The Holidays
The holidays around the Winchesters were never very warm and happy occasions. Seldom were they celebrated, what with John's hunting taking the family from one coast to the other. In fact, there have been times when they celebrated in the car, using a pine air freshener as a tree. Sometimes John wasn't there at all, and it was up to Dean to make Christmas for his little brother.
The first Christmas after Mary's death was the hardest. They were still living in Lawrence, Kansas, and John was just starting to dip his toe into hunting, into finding out what was really out there.
To Dean, Christmas was like reopening an old wound. He couldn't remember much of past Christmases, to be honest, but there was one memory, crystal clear in his mind. It was of Mary, baking Christmas cookies and letting Dean help.

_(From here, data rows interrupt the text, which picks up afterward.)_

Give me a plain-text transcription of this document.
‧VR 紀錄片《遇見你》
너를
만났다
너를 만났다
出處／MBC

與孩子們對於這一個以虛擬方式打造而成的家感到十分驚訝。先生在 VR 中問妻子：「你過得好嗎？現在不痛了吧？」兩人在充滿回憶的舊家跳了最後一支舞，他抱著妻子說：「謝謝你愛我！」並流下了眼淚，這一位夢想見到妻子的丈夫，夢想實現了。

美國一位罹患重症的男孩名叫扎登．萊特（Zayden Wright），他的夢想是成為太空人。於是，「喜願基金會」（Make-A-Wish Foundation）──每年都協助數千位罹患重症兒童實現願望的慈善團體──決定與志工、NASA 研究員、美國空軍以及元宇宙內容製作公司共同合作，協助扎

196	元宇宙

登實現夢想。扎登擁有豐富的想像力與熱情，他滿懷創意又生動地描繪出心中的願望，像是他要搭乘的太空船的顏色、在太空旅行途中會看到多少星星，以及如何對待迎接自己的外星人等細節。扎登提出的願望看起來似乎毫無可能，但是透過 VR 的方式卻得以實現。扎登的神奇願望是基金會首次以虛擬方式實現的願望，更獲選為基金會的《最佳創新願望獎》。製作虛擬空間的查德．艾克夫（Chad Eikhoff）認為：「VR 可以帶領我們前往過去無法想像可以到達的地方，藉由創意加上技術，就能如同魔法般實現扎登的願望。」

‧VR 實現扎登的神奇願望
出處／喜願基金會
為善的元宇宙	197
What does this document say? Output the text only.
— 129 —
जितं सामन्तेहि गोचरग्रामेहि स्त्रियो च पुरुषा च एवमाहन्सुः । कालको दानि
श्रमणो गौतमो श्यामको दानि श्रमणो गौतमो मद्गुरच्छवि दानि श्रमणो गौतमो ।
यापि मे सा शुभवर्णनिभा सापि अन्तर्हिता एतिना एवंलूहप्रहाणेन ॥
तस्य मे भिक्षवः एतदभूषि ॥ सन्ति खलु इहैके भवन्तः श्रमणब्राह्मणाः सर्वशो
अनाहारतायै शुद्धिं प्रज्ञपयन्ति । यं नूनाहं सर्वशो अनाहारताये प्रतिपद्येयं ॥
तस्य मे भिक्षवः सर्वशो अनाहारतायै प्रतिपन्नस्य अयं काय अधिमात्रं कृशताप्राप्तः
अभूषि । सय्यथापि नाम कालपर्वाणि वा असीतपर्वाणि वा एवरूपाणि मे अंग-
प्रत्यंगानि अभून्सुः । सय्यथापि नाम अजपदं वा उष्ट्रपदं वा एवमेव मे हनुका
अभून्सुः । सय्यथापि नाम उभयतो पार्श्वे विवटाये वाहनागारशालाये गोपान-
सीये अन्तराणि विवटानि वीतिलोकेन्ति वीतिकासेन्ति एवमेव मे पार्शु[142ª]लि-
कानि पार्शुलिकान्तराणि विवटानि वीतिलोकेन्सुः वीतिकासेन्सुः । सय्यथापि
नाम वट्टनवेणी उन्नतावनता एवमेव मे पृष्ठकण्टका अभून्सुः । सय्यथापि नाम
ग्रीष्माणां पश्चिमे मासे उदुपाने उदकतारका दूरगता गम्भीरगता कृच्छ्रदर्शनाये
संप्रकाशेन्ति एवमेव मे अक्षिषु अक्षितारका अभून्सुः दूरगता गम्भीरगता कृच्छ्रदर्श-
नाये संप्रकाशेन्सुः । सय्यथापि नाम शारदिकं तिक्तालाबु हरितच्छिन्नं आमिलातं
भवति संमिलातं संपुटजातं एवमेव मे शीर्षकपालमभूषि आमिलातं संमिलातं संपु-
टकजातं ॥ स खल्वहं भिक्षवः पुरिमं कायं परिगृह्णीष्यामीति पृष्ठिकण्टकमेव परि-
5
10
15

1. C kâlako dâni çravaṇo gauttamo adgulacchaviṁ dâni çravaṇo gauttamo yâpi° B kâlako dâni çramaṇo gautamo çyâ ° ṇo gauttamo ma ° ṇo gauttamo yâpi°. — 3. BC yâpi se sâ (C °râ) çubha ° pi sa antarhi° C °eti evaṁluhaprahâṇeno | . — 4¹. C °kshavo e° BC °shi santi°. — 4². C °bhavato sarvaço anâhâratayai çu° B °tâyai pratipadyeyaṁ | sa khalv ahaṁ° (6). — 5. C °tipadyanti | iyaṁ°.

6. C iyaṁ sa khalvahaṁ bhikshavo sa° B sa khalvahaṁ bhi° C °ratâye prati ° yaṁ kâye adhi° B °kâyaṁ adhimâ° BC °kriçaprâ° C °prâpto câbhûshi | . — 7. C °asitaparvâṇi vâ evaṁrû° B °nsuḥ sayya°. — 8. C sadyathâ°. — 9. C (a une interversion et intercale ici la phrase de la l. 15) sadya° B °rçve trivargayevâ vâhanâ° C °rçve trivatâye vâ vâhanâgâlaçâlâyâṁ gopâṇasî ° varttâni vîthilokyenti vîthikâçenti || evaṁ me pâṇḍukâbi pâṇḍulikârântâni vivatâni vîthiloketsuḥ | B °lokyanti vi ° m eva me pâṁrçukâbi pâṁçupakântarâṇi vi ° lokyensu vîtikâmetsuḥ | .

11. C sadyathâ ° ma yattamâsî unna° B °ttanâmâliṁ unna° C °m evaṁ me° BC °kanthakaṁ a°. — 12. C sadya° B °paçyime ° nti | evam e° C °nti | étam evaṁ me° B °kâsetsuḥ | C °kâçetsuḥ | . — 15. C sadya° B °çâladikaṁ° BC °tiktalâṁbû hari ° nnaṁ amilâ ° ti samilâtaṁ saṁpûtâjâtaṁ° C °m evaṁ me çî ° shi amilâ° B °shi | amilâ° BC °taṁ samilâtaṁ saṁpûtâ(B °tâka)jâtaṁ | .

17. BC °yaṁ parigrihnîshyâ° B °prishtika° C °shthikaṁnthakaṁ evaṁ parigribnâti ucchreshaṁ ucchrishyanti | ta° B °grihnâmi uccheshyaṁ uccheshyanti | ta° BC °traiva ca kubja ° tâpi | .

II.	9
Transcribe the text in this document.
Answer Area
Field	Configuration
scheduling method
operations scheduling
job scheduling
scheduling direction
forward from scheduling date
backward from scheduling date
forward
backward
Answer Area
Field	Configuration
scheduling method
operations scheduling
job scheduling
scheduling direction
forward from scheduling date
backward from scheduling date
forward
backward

He would put his little toddler hands on the rolling pin and push as hard as he could (which wasn't very hard, really). Then, when the dough was flat, they'd take the cookie cutters and make stars and trees and little men. Dean even insisted they make a tiny baby with the scraps, because even though it couldn't celebrate with them, "the baby inside Mommy is a part of the family too, and deserves its own cookie." Mary just smiled and helped Dean hold the knife to cut out the shape.
The next year, none of that happened. The broken family went to a friend's house for Christmas dinner. Present unwrapping was dull and short. Because, truthfully, John had completely forgotten about Christmas until he heard Dean talking to Sam about Santa Claus.
So, hurriedly, John had scrounged up gifts for the boys. Sam got a squishy toy that crinkled when you squeezed and Dean got a set of toy soldiers. Dean opened Sam's present for him, because, obviously, Sam couldn't. Dean never rolled out cookie dough again and Sam never got to taste his mother's cookies.
But there were times after that when you couldn't tell the Winchester family from a normal one. When Sam was three and Dean was seven, John rented an apartment, bought a little tree, and strung a string of lights. That year, Sam got a stuffed tiger, and Dean, a toy car. And, just for that moment, they could pretend ghosts and demons weren't real, and Santa was.
As the years went on though, holidays became more of a "if we have the time" sort of ordeal.
After Sam left for Stanford, any thoughts of Christmas disappeared, along with John. He'd vanish for a few days, around Christmastime, with no explanation as to where he went. Years later, Dean would come to realize that he went to visit Adam, his half-brother.
Meanwhile, Sam was busy having his first "real" Christmas, with some of his Stanford friends. Eggnog was drunk, gifts were exchanged, stories shared, and Sam drunkenly kissed his friend Jess under the mistletoe. He didn't know it then, but that kiss would spark the best years of his life. Sam, however, would look back and wonder: Could that kiss have sparked much more than love? Could it have lit the flame that killed Jess?
Three years after the fire, Sam and Dean find themselves celebrating in a cheap motel room, because Dean believed it was his last Christmas on Earth.
It wasn't, though, and now Dean sits alone in the Bunker, staring at the Game of Thrones book he was going to give Sammy for Christmas. With Bobby and Kevin dead, Castiel gone, Charlie in Oz, and Sam in the wind, there is no one left to join him. Dean knows he ought to be looking for Sam, but he can't. Not right this second. It's Christmas.
Dean wipes away the tears that are forming in his eyes. Come on, Dean, get it together, he thinks, just because there isn't anyone else around doesn't mean you need to get all weepy.
He stands, downs the rest of his beer, and goes to bed.
Pulling the blankets up to his chin, Dean mutters into the dark:
"Merry Christmas Sammy, wherever you are."